The last time Athina Rachel Tsangari visited the Midnight Sun Film Festival, in 2011, Greek cinema was making its international breakthrough. Tsangari, the director of the iconoclastic Attenberg and the assistant producer of Dogtooth, was mentioned as one of the harbingers of this new liberation.
Tsangari has an outsider’s perspective to Greek cinema: she left her native country for United States when 19, and did not return until 12 years later. She studied performance art at the University of New York, an experience she says taught her a great deal about observing and performing human behaviour, movement and speech.

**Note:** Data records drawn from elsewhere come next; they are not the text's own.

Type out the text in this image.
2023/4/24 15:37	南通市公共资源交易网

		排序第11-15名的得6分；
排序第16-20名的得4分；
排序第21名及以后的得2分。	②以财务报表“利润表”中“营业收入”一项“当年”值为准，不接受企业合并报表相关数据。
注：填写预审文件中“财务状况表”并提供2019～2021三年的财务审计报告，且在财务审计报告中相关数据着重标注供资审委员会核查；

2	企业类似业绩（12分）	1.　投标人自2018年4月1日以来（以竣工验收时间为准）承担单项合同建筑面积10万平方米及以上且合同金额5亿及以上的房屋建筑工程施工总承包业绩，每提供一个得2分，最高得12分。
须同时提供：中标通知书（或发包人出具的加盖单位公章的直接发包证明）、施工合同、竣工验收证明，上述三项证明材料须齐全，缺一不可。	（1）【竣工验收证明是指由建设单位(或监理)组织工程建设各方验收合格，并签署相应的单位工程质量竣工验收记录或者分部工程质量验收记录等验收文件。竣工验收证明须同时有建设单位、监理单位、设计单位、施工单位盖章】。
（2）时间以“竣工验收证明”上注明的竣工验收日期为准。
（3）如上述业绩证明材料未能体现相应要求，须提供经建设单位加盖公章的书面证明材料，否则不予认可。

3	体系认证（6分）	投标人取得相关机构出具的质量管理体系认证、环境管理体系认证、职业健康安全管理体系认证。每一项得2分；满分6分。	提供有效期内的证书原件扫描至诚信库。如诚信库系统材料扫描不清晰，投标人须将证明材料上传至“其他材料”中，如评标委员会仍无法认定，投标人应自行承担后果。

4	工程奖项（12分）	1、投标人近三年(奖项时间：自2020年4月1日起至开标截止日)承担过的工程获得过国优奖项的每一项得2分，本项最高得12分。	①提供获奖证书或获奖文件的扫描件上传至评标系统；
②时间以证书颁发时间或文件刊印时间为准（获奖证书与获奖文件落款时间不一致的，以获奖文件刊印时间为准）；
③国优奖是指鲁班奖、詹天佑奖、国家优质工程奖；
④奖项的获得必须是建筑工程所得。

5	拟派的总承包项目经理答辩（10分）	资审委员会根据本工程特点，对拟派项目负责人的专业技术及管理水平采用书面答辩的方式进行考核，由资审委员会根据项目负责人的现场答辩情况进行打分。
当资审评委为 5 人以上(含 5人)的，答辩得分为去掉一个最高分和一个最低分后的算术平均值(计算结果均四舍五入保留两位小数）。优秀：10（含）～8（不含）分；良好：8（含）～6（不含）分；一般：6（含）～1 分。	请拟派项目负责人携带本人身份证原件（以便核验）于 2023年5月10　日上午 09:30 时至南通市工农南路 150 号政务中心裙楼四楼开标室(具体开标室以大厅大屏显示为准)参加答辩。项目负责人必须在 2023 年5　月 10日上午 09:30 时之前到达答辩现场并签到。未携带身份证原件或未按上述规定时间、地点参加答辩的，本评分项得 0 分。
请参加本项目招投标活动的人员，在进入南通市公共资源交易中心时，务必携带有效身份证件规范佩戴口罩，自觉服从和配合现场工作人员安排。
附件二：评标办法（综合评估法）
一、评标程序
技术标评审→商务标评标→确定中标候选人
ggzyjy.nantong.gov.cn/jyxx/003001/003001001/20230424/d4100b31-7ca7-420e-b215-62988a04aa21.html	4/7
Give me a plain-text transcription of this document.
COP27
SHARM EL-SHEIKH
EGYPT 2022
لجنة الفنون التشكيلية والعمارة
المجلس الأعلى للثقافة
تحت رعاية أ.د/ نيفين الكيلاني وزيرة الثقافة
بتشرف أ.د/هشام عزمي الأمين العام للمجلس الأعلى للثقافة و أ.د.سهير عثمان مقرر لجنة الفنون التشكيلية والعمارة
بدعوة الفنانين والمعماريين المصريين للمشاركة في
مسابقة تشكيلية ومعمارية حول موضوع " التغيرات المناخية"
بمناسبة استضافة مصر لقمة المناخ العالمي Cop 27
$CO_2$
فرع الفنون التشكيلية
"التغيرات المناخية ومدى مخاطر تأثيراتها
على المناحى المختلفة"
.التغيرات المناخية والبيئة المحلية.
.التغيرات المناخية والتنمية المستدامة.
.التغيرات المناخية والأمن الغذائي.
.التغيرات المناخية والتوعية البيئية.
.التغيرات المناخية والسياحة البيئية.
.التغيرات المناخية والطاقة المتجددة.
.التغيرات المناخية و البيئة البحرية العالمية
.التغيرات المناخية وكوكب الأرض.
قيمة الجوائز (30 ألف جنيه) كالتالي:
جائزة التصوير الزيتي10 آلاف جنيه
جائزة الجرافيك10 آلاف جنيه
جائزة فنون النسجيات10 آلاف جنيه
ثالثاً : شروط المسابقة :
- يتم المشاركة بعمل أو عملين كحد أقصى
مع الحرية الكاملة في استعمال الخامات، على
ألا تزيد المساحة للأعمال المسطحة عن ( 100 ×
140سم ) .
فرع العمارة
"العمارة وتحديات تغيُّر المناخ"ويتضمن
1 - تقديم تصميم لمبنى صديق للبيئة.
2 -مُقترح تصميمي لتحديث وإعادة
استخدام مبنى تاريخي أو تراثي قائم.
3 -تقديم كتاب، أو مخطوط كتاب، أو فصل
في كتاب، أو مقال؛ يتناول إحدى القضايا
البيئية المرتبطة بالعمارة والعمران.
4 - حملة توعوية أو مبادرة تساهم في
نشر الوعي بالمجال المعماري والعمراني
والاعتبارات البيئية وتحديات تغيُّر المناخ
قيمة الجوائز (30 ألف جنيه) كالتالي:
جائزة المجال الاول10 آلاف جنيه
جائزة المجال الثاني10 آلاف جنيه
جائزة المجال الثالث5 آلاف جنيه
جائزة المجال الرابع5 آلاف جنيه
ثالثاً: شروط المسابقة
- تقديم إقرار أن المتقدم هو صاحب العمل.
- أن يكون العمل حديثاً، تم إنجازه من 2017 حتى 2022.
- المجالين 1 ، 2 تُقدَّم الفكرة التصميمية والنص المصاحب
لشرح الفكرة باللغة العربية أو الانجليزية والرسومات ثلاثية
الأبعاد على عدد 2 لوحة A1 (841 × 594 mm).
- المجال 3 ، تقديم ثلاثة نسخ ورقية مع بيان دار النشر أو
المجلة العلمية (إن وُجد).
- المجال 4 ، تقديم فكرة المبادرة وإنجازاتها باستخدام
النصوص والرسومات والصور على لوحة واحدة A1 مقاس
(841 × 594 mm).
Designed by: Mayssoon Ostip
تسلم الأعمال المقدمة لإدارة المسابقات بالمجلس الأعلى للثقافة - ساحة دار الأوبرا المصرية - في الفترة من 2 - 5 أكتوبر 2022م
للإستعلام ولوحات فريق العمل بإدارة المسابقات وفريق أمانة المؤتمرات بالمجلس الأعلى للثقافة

Tsangari also lived for eight years in Austin, Texas, and appeared as the “Greek cousin” in Richard Linklater’s student and generation film Slacker (Midnight Sun Film Festival 1995). Tsangari’s debut feature film as a director, the “sci-fi road movie” The Slow Business of Going (2000) did not go entirely unnoticed on the festival circuit, but she nevertheless had to wait ten years for the opportunity to make another film – which became her international breakthrough. Attenberg (2010), completed when the financial crisis hit Greece, features some elements that can clearly be considered national idiosyncrasies. The cheerful dance numbers between episodes appear as commentary on the use of the choir in classic Greek theatre, while the relationship between the daughter and the father shows emancipation from “family fascism”, noting the strong role that family still has in Greece.
Since her last visit Tsangari has depicted equally twisted communities of different types in her feature films. Chevalier (2015) is a comedy set on a luxury yacht where six men start to measure their alpha maleness by giving each other points. Tsangari’s latest film Harvest (2024), an adaption of a Jim Crace novel, is set in a rural community some time before industrial revolution.